By Tan Haojun (Global Times)

08:16, May 04, 2012

According to a report released last week by Standard Chartered Bank, the People's Bank of China (PBC) has become the world's largest central bank, surpassing the European Central Bank (ECB) and the US Federal Reserve.

The PBC is now not only the biggest central bank in terms of total assets, but also because it is the world's largest supplier of global liquidity, according to the abovementioned report. Specifically, its total assets reached 28 trillion yuan ($4.5 trillion) as of the end of February, compared to the $3.5 trillion held by the ECB and the Federal Reserve's $3 trillion. Furthermore, in 2011, China's broad money supply (M2) accounted for 52 percent of the world's total.
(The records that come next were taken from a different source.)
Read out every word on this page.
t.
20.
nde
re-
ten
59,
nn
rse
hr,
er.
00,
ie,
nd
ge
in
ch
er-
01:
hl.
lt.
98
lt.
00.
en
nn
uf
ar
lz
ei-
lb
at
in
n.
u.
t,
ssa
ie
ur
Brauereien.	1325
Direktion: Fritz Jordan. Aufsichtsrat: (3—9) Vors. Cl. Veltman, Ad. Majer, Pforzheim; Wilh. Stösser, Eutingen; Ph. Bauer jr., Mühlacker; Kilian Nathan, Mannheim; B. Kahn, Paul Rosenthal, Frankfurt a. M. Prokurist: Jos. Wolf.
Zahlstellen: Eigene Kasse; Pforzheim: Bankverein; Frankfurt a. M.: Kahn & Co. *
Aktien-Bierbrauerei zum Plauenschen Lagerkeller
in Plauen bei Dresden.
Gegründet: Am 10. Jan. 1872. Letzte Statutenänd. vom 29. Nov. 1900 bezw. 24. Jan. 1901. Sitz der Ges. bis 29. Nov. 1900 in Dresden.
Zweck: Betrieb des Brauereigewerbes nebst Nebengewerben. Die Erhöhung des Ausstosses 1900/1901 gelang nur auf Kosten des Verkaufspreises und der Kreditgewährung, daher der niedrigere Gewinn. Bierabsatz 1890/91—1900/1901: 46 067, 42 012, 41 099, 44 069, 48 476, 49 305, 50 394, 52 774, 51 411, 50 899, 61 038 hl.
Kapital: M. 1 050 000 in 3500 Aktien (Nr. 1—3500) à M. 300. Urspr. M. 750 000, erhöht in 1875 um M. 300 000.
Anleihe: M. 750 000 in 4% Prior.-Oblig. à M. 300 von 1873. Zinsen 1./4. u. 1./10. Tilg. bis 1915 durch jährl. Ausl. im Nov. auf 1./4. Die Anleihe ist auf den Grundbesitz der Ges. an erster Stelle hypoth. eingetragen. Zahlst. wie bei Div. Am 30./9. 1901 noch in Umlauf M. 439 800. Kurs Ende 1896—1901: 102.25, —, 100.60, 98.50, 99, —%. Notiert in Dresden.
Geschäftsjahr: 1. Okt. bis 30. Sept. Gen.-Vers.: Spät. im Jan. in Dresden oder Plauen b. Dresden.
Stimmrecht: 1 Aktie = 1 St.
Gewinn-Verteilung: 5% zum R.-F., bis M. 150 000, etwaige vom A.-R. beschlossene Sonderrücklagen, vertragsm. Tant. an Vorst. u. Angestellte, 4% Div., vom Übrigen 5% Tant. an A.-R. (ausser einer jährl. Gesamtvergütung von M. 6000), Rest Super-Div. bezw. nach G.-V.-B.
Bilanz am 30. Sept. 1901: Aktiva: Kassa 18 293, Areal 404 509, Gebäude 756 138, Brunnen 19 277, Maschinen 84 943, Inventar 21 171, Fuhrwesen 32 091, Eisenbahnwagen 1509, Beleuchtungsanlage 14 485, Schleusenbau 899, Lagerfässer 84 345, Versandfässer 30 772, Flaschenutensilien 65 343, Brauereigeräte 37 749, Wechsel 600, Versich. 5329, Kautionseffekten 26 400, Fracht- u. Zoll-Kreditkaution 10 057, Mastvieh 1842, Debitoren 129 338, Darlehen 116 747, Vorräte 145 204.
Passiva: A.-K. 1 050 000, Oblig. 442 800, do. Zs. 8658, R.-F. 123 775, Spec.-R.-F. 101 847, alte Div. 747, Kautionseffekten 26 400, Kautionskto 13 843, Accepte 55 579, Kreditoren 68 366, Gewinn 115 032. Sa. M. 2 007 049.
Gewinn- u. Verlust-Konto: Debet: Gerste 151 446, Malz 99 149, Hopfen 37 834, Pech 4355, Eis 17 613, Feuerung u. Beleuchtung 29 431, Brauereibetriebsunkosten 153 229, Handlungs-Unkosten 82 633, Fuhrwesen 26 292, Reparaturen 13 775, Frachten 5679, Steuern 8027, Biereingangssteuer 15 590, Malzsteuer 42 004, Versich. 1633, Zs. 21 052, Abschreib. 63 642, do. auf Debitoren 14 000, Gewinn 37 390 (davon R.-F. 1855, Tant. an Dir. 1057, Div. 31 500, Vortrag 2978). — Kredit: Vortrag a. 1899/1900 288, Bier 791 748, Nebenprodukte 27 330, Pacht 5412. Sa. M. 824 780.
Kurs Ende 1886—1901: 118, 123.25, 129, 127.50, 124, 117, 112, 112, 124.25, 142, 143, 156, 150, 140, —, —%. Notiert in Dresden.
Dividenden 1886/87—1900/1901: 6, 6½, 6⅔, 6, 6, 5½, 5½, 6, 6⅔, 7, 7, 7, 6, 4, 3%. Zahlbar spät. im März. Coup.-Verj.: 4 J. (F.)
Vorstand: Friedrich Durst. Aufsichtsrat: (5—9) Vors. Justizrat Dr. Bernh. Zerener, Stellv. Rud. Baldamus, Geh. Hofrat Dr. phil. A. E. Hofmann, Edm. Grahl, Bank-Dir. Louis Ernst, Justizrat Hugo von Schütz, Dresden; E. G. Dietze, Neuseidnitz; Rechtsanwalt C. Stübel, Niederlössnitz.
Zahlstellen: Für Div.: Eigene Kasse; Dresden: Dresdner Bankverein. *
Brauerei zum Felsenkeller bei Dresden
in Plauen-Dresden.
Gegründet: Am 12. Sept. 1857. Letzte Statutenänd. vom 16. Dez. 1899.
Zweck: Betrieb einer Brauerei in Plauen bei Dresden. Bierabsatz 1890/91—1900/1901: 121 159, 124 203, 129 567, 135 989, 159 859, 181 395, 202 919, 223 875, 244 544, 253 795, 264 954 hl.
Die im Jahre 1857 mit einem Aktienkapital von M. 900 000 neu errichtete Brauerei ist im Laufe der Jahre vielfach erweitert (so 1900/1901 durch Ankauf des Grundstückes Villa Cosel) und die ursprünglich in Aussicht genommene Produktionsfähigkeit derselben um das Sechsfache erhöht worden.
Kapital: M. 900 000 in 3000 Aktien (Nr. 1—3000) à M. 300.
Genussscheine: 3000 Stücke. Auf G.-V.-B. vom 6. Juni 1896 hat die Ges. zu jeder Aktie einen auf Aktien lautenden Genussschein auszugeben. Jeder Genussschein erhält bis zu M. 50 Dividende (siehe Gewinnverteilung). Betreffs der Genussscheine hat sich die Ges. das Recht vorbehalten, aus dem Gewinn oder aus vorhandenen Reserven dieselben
Although the PBC's new status may give it more sway in the world of global banking, the nation has paid a big price to see the central bank reach such heights. Mounting M2 has led to rising inflationary pressures and the PBC's expanding asset base has come at a substantial financial cost.

Over the past five years, the PBC has seen its M2 increase by a dangerously fast pace of 146 percent to reach $13.8 trillion as of the end of February. At the end of 2011, China's M2 to GDP ratio reached 189 percent, while the ratio for most developed countries stands at below 100 percent. In the US, for example, the ratio stood at 64 percent at the end of last year.

Surplus money supplies are especially hazardous for China, as the yuan can only be circulated on the mainland, a situation which pushes up the risks of inflation as monetary policies ease. Over the past two years, sharp M2 increases have helped create bubbles in speculative sectors and have directly contributed to sharp price spikes, especially for daily necessities such as pork and vegetables.

With regards to the central bank's swelling total asset balance sheet, this has mainly been enlarged by foreign exchange assets purchased by the PBC in order to stabilize the yuan's exchange rate. These gains in foreign exchange assets have led the PBC to increase reserve requirement ratios and step up reverse repo operations to ease liquidity, both of which have required the bank to pay large sums of money in interest. From 2003 to 2010, it is estimated that the PBC paid 1.08 trillion yuan to drain capital from the market, according to China Business News.

Currently, I fear that regulators are relying too heavily on expanding bank credit, which has contributed to the recent M2 boom, and reserve requirement cuts to combat the slowing economy. The government should instead focus on fiscal stimulus policies, such as tax cuts, to keep the economy moving forward.